Elle : - Ah c’est malin ! Pfff !

Moi : - Pardon, c’est comme ça que tu me dis bonjour ?

Elle : - Tu as le chic pour débarquer toujours au mauvais moment !

Moi : - Pardon d’interrompre ta profonde méditation…

Elle : - Je ne méditais pas, je comptais les brins d’herbe de la pelouse. Il y a toujours quelque chose ou quelqu’un qui vient me gêner quand j’entame le dernier tiers.

Moi : - Ben dis donc…

Elle : - Personne, je dis PERSONNE ne se rend compte du degré de concentration que ça demande !

Moi : - Crois bien que je m’en rends compte… Mais comment ça t’est venu ?

Elle : - À force d’avoir ça sous le nez…

Moi : - Forcément…

Elle : - Et puis j’ai personne à qui faire la conversation...

Moi : - Moi non plus…

Elle : - Quand je pense qu’on aurait pu se confiner à la campagne !

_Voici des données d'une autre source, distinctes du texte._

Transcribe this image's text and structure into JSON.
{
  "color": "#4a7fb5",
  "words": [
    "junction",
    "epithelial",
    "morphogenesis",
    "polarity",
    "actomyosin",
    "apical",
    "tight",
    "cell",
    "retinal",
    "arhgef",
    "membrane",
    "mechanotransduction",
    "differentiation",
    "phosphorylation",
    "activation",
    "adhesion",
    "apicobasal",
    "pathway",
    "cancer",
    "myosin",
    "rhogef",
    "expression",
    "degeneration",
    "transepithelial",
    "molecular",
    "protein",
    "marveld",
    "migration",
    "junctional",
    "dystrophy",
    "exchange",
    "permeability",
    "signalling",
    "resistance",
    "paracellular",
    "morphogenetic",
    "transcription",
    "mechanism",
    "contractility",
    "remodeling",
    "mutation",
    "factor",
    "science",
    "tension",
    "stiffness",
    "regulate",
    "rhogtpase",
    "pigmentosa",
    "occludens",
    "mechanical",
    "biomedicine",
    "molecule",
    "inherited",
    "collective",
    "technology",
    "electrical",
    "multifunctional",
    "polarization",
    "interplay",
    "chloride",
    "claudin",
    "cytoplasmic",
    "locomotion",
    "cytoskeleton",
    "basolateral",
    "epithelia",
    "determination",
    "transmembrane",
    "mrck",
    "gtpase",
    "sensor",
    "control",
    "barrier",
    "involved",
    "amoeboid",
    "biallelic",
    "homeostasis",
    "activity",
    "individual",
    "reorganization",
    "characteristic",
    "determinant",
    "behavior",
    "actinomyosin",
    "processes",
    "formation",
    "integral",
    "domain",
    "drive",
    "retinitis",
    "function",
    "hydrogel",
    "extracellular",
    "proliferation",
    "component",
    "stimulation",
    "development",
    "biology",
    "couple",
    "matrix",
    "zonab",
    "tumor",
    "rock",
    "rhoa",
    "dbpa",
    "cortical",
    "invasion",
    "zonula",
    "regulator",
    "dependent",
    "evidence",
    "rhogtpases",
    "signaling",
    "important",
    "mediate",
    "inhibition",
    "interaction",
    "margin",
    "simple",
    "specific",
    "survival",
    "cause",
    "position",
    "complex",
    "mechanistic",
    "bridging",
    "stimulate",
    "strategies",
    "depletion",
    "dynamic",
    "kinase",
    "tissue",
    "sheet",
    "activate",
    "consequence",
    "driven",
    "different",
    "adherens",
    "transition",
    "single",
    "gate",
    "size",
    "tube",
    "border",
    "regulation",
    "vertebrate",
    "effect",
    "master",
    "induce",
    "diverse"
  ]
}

Moi : - Tu sais bien qu’il a fallu rester ici pour le travail. Et puis dis-toi bien que si nous étions parties, je bénéficierais certes d’un jardin à l’heure qu’il est, mais tu serais enfermée dans le garage de mes parents. Et il n’est pas certain que je viendrais comme ça de temps en temps te parler pour se tenir compagnie mutuellement.

Elle : - C’est dur de trouver à qui causer, surtout en ce moment. J’ai pourtant fait de nombreuses tentatives avec les oiseaux. Ça n’a jamais rien donné. Sont cons, les oiseaux.

Moi : - C’est pas toi qui remplaçeras Saint François d’Assise, ça c’est sûr !

Elle : - Ils ont quelque chose contre nous, les oiseaux ?

Moi : - Pas particulièrement, sauf dans les films d’Hitchcock… Regarde un peu le volume de leur boîte crânienne, il n’y a pas de quoi y loger beaucoup d’électronique.

Elle : - En effet. C’est bien ce que je disais. Ils sont cons, les oiseaux.

Moi : - C’est un peu leur réputation, oui. Mais au fait, tu sais ce que c’est qu’un oiseau ?

Elle : - Bah ouais, j’en vois tout le temps. Et puis ils me font dessus, à l’occasion. Ça crée des liens, ce genre de truc. Pourquoi ?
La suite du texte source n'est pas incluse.